Crisântemo

Crisântemo

Quando nasceu, seus pais quiseram caprichar no nome; sua mãe viu em algum lugar a palavra "Crisântemo". Não sabia o que era, mas combinava com o nome dos irmãos: A Cristália e a Crisálida, as duas irmãs gêmeas.

O pai achou que "não era nome de homem", mas como vivia ocupado com as idas e vindas do ônibus que conduzia no trajeto bairro-cidade; cidade-bairro, resollveu deixar a mulher decidir o nome do filho, pois quando estava livre, o que era raro, buscava uma branquinha na esquina, pois ninguém é de ferro!

Só depois é que a mãe soube, por alguém ou por um colega que consultou a internet, pois "não sabia mexer naquilo", que era o nome de uma flor; na verdade "flor de ouro", o significado vindo do grego.

Chamaria-se Crisântemo da Silva, algo entre cômico e trágico; as pessoas simples têm pouco com que se dar importância; o nome é uma delas; se era estranho, melhor ainda. O senhor do registro em cartório levantou a sobrancelha ao ouvir o nome, mas registrou assim mesmo: "já tinha visto Rolando Escada Abaixo e Um, dois , três de Oliveira a quatro; Crisântemo não era nada demais."

E assim Crisântemo desabrochou, no terreno fértil dos locais superpovoados , pois não há terrenos mais baratos e nem mais próximos. O pai sempre se recusou a chamá-lo por esse nome; falava simplesmente : "vem cá, moleque" . Na escola que começou a frequentar, no início era a maior caçoada: "Crisântemo? Há,há,há!" Mas como ele era um garoto boa praça, logo começaram a chamá-lo de "Cris"; era mais fácil e os filhos não têm culpa dos nomes que os pais lhes colocam.

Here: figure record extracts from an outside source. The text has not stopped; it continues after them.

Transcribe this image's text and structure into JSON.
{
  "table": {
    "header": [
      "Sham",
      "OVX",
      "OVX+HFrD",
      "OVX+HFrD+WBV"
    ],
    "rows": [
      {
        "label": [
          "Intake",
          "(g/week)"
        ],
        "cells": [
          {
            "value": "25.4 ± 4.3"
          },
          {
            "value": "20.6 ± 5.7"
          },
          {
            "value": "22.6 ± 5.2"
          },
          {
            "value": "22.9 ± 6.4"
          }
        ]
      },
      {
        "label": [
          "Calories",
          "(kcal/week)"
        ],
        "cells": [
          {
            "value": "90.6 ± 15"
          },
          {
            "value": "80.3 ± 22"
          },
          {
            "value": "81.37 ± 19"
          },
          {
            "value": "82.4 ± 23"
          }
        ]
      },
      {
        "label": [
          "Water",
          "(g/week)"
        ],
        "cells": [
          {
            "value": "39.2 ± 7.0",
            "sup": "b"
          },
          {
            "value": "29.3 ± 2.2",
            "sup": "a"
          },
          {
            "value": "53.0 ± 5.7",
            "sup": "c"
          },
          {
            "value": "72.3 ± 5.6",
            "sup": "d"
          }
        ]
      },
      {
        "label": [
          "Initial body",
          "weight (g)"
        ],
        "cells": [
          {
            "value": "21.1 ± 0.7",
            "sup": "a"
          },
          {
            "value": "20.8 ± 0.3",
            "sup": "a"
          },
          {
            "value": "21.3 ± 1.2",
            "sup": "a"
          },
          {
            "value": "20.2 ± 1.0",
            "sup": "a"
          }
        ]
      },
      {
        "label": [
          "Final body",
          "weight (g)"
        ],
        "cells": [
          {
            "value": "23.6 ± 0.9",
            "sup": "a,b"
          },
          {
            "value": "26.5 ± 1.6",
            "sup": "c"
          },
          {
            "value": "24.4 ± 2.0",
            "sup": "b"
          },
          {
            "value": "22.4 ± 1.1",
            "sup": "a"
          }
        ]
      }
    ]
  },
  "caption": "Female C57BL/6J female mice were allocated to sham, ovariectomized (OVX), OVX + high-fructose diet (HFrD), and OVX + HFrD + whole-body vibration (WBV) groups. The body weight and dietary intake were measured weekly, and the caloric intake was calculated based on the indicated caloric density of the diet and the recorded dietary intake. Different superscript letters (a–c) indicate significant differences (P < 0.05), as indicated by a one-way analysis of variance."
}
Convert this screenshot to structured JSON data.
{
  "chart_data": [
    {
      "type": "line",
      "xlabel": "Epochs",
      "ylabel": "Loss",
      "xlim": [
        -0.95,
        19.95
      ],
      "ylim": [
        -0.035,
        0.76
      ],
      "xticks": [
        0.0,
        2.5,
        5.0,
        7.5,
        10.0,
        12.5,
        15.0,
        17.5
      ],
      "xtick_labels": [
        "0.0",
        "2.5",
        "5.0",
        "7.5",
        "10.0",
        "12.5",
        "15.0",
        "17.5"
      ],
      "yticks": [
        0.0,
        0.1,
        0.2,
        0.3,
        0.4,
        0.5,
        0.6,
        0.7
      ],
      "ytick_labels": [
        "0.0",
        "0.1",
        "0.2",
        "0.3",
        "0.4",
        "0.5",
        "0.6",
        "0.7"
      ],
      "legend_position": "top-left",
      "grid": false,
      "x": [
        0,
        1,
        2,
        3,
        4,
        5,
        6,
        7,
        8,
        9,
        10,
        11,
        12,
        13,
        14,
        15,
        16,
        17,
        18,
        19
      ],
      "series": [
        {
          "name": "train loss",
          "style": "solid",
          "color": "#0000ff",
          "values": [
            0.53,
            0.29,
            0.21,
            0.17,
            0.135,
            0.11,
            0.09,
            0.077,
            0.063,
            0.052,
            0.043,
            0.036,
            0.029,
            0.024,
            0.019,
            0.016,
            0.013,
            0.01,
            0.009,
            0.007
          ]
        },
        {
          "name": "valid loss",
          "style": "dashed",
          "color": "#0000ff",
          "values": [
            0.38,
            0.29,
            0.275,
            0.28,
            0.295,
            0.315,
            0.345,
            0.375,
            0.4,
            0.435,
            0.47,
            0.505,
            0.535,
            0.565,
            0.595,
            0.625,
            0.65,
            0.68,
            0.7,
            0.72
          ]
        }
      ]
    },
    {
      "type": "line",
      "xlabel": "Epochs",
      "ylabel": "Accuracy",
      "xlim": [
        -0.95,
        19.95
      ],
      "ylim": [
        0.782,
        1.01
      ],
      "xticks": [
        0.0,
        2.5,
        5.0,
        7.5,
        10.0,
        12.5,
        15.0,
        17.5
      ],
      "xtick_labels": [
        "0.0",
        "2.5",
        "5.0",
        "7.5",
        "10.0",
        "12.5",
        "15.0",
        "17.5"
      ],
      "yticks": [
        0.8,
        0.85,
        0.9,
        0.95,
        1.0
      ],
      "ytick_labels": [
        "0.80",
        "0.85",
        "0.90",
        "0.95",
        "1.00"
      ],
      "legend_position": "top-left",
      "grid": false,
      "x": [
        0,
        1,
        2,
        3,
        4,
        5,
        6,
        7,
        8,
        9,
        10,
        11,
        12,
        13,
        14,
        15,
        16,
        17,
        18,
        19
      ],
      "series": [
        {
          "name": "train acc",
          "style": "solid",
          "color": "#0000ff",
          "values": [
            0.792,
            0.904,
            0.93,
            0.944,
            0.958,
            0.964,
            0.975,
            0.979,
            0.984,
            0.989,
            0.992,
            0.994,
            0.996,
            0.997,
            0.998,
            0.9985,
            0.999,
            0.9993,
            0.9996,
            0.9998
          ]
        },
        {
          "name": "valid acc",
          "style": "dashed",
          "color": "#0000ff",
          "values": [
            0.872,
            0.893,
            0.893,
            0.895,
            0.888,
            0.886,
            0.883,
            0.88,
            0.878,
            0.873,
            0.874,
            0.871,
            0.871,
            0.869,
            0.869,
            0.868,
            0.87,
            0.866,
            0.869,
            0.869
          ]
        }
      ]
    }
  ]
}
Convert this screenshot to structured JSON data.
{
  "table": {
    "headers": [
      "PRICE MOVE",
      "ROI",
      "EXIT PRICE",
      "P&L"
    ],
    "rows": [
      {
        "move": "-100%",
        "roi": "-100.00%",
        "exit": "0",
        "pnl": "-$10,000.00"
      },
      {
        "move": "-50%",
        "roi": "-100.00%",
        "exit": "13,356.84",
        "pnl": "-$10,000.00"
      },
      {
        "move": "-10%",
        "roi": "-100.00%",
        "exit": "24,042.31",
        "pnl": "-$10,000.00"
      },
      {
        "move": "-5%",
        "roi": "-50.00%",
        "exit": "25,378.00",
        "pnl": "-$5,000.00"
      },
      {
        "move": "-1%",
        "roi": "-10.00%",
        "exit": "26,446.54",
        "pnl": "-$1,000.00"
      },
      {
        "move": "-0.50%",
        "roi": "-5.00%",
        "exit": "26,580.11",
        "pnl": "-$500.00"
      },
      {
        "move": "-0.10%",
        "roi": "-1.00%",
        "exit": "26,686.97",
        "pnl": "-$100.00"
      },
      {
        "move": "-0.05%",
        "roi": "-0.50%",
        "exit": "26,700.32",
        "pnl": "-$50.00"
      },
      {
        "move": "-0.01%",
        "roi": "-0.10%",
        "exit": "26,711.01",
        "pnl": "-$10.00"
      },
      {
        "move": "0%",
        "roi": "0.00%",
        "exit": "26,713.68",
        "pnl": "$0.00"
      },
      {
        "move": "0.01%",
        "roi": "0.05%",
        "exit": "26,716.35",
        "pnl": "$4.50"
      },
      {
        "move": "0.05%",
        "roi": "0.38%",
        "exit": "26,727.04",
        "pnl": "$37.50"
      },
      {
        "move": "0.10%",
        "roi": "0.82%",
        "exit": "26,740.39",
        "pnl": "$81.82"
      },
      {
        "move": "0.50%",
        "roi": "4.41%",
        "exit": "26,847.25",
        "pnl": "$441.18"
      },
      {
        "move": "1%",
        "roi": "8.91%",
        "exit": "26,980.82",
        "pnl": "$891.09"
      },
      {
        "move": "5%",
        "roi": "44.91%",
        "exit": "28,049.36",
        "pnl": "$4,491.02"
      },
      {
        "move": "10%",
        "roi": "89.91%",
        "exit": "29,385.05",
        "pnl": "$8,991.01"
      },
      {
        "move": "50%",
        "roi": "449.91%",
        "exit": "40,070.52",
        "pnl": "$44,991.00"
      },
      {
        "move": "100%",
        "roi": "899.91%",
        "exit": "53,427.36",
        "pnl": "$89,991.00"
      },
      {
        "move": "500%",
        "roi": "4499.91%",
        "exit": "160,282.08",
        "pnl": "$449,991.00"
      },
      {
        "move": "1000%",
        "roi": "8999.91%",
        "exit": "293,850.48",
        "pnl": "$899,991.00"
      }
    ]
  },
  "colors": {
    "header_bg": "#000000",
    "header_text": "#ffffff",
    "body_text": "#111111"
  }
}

Jogava bola nos campinhos, como qualquer garoto da idade e em locais em que ainda existem os raros campos de várzea; era até bom de bola e sonhava com seu nome na amarelinha, com "Cris" encimando a camisa dez. Mas o pé chato e o tamanho mirrado não lhe permitiram passar nas peneiras dos clubes.

Teria um destino semelhante ao do pai, condutor urbano, e o de suas irmãs seria sofrer para lavar e passar roupas dos outros , se um dia o destino não lhe sorrisse; pelo menos pensava assim. Ele e um amigo costumavam gravar esses vídeos esdrúxulos no celular, com as coisas mais estapafúrdias possíveis. A maioria ficava na risada dos colegas que os viam, mas um deles, em que imitava uma siriema andando ao som da música de fundo, rendeu-lhe milhares, até milhões de curtidas.

Para ele foi a glória, embora o mundo só dê importância a esses pobres coitados como uma forma de ironizá-los, senão humilhá-los. Ele não percebeu isso, e foi até convidado a ir a um famoso programa de auditório em que sua performance de siriema tresloucada seria vista por milhões de telespectadores.

A mãe ficou extasiada; a flor que plantara desabrochara e daria frutos; o pai não levou muita fé naquilo, mas iria ver na tv do celular, pois não teria tempo de ir lá.

E foram lá; a apresentadora, toda solícita e solerte, riu muito com a imitação e até pediu-lhe para fazer uma ao vivo, até chamou ao palco mãe e três filhos que rimavam: "Crisântemo, Cristália e Crisálida"; pronto, eram seus 15 minutos de fama; um pouco mais, até que caíram no esquecimento. Sua vida, a mesma de sempre, entre violências e todo tipo de carência.

Mas Crisântemo deu frutos: três belos rebentos, mas não quis nomes estranhos; chamou-os simplesmente, Pedro, Paulo e João, nomes de apóstolos. E Crisântemo tornou-se, por fim, a fina flor dos vigilantes do shopping do bairro bacana.